The 5 Classification Evaluation metrics every Data Scientist must know

Rahul Agarwal Rahul Agarwal
November 26, 2019 AI & Machine Learning
What do we want to optimize for? Most of the businesses fail to answer this simple question.
Every business problem is a little different, and it should be optimized differently.
We all have created classification models. A lot of time we try to increase evaluate our models on accuracy. But do we really want accuracy as a metric of our model performance?
What if we are predicting the number of asteroids that will hit the earth.
Just say zero all the time. And you will be 99% accurate. My model can be reasonably accurate, but not at all valuable. What should we do in such cases?
Designing a Data Science project is much more important than the modeling itself.
This post is about various evaluation metrics and how and when to use them.
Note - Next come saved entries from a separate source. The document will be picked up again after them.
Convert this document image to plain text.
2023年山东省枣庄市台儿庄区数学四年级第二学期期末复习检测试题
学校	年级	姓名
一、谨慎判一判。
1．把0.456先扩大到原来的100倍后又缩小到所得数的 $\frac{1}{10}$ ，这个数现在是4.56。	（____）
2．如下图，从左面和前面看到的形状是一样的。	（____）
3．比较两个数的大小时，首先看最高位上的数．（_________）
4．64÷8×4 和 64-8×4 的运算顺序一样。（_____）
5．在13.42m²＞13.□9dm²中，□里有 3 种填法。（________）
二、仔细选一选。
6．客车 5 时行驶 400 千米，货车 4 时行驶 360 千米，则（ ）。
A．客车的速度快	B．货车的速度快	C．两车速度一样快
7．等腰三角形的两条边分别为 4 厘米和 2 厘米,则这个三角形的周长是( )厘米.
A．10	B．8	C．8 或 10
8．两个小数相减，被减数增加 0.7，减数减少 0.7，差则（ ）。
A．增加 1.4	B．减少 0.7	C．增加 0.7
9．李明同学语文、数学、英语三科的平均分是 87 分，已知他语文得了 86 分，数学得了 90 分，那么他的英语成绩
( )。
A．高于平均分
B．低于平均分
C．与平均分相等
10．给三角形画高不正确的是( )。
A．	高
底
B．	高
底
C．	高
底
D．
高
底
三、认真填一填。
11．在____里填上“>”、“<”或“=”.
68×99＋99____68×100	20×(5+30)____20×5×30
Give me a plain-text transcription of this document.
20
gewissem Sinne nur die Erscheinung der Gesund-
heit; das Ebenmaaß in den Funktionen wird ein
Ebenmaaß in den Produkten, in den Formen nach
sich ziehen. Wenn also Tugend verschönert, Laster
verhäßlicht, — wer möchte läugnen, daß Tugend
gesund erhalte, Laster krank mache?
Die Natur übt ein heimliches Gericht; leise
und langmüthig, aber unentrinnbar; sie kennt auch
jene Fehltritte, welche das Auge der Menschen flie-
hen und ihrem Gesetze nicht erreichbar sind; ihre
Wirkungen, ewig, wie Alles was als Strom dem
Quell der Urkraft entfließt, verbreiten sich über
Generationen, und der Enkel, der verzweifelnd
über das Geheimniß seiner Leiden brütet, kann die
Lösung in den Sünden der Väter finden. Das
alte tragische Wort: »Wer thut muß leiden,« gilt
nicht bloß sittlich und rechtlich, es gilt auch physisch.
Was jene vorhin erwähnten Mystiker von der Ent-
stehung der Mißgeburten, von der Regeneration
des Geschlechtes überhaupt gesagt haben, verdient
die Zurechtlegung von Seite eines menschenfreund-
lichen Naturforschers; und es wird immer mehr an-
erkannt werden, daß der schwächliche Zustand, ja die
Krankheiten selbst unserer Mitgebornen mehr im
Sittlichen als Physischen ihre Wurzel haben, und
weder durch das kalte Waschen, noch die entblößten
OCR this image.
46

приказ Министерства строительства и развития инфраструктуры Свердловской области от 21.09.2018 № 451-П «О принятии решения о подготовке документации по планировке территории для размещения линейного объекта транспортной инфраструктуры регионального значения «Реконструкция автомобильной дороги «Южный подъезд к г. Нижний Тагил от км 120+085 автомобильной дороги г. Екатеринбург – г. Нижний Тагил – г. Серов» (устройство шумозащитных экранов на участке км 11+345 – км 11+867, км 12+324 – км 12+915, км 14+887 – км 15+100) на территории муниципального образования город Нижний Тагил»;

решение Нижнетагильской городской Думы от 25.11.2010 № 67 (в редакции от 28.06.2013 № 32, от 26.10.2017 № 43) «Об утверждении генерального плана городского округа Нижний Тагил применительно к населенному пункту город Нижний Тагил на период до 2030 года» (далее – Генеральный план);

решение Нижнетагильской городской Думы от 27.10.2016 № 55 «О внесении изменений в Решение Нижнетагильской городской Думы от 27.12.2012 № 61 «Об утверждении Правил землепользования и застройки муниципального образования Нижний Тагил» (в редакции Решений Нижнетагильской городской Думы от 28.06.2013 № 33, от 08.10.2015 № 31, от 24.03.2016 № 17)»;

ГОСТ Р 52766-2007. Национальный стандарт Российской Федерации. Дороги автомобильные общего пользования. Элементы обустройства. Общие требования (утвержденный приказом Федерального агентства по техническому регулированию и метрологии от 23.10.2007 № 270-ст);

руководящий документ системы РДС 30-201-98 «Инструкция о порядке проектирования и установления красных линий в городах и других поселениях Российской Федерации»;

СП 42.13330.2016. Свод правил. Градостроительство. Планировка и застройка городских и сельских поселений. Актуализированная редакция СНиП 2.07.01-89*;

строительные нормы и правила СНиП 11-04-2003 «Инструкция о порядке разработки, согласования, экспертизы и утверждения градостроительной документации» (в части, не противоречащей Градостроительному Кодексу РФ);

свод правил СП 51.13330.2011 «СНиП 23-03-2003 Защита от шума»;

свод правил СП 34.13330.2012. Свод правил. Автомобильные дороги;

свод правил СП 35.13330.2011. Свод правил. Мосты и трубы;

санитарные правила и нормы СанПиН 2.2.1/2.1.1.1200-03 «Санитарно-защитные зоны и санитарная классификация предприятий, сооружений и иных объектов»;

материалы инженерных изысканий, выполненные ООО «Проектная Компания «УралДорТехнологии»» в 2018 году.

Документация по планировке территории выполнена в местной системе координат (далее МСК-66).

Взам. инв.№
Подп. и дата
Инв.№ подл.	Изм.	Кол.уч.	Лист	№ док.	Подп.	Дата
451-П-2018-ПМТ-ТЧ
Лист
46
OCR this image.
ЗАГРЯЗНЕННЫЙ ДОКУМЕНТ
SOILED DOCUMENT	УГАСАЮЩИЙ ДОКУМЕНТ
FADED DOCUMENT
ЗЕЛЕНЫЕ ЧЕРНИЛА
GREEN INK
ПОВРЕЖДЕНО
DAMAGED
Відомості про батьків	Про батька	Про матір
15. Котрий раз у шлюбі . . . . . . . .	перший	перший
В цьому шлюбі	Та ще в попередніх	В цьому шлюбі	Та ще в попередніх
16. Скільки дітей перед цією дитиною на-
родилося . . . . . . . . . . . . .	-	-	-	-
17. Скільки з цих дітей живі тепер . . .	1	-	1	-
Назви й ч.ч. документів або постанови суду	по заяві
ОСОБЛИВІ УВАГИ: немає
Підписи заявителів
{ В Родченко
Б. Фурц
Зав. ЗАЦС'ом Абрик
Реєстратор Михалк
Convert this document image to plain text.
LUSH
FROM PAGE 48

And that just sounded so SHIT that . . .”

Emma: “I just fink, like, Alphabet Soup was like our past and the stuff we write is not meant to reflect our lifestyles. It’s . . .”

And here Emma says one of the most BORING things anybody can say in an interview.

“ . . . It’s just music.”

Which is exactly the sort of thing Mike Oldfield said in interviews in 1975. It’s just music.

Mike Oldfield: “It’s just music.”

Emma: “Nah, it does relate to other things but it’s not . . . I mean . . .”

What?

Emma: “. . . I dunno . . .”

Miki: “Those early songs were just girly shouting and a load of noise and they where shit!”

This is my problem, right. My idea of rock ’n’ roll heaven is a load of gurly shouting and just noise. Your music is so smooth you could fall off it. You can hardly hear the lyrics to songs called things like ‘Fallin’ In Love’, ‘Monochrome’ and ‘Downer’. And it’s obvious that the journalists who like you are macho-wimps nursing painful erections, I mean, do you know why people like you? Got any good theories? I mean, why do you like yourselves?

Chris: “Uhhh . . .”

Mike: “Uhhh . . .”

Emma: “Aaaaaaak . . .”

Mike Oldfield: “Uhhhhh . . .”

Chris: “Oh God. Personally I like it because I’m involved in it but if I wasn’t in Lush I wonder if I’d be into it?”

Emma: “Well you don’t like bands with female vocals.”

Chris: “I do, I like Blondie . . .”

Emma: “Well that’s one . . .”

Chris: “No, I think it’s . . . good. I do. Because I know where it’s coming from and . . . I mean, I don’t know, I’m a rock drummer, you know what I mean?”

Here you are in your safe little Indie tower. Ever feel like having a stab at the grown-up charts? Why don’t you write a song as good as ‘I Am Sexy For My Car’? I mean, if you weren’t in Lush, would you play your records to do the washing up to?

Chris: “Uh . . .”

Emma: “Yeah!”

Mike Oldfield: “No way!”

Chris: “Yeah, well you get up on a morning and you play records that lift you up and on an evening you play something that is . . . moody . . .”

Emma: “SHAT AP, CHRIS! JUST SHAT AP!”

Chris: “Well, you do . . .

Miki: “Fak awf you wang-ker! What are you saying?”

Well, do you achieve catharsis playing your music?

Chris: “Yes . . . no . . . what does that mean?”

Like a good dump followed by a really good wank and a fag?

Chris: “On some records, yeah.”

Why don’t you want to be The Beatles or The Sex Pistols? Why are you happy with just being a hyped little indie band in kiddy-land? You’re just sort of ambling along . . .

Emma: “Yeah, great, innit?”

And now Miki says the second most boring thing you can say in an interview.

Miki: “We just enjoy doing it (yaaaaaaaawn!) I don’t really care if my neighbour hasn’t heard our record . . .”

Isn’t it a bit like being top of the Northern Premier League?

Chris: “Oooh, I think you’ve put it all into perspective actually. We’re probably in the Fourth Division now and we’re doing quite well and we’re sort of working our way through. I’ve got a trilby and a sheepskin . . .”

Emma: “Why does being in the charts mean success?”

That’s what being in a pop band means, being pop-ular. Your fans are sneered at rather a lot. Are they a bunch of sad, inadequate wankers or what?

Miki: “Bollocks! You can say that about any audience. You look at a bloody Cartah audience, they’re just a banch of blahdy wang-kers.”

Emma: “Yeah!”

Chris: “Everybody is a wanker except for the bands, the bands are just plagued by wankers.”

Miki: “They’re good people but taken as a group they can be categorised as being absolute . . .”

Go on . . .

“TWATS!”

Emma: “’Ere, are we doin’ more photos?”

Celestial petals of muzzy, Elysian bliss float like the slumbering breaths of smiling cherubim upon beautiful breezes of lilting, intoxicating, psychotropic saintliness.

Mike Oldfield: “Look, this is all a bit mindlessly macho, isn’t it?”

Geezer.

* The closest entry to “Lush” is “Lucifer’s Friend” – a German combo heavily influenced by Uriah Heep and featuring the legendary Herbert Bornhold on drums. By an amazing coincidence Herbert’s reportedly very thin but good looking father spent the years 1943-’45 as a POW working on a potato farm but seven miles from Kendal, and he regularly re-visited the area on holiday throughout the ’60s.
1. Accuracy, Precision, and Recall:

A. Accuracy

Accuracy is the quintessential classification metric. It is pretty easy to understand. And easily suited for binary as well as a multiclass classification problem.
Accuracy = (TP+TN)/(TP+FP+FN+TN)
Accuracy is the proportion of true results among the total number of cases examined.

When to use?

Accuracy is a valid choice of evaluation for classification problems which are well balanced and not skewed or No class imbalance.

Caveats

Let us say that our target class is very sparse. Do we want accuracy as a metric of our model performance? What if we are predicting if an asteroid will hit the earth? Just say No all the time. And you will be 99% accurate. My model can be reasonably accurate, but not at all valuable.

B. Precision

Let’s start with precision, which answers the following question: what proportion of predicted Positives is truly Positive?
Precision = (TP)/(TP+FP)
In the asteroid prediction problem, we never predicted a true positive.
And thus precision=0

When to use?

Precision is a valid choice of evaluation metric when we want to be very sure of our prediction. For example: If we are building a system to predict if we should decrease the credit limit on a particular account, we want to be very sure about our prediction or it may result in customer dissatisfaction.

Caveats

Being very precise means our model will leave a lot of credit defaulters untouched and hence lose money.

C. Recall

Another very useful measure is recall, which answers a different question: what proportion of actual Positives is correctly classified?
Recall = (TP)/(TP+FN)
In the asteroid prediction problem, we never predicted a true positive.
And thus recall is also equal to 0.

When to use?

Recall is a valid choice of evaluation metric when we want to capture as many positives as possible. For example: If we are building a system to predict if a person has cancer or not, we want to capture the disease even if we are not very sure.

Caveats

Recall is 1 if we predict 1 for all examples.
And thus comes the idea of utilizing tradeoff of precision vs. recall — F1 Score.

2. F1 Score:

This is my favorite evaluation metric and I tend to use this a lot in my classification projects.
The F1 score is a number between 0 and 1 and is the harmonic mean of precision and recall.
Let us start with a binary prediction problem. We are predicting if an asteroid will hit the earth or not.
So if we say “No” for the whole training set. Our precision here is 0. What is the recall of our positive class? It is zero. What is the accuracy? It is more than 99%.
And hence the F1 score is also 0. And thus we get to know that the classifier that has an accuracy of 99% is basically worthless for our case. And hence it solves our problem.

When to use?

You can calculate the F1 score for binary prediction problems using:
from sklearn.metrics import f1_score
y_true = [0, 1, 1, 0, 1, 1]
y_pred = [0, 0, 1, 0, 0, 1]

f1_score(y_true, y_pred)
This is one of my functions which I use to get the best threshold for maximizing F1 score for binary predictions. The below function iterates through possible threshold values to find the one that gives the best F1 score.
# y_pred is an array of predictions
def bestThresshold(y_true,y_pred):
best_thresh = None
best_score = 0
for thresh in np.arange(0.1, 0.501, 0.01):
score = f1_score(y_true, np.array(y_pred)>thresh)
if score > best_score:
best_thresh = thresh
best_score = score
return best_score , best_thresh

Caveats

The main problem with the F1 score is that it gives equal weight to precision and recall. We might sometimes need to include domain knowledge in our evaluation where we want to have more recall or more precision.
To solve this, we can do this by creating a weighted F1 metric as below where beta manages the tradeoff between precision and recall.
Here we give β times as much importance to recall as precision.
from sklearn.metrics import fbeta_score

y_true = [0, 1, 1, 0, 1, 1]
y_pred = [0, 0, 1, 0, 0, 1]

fbeta_score(y_true, y_pred,beta=0.5)
F1 Score can also be used for Multiclass problems. See this awesome blog post by Boaz Shmueli for details.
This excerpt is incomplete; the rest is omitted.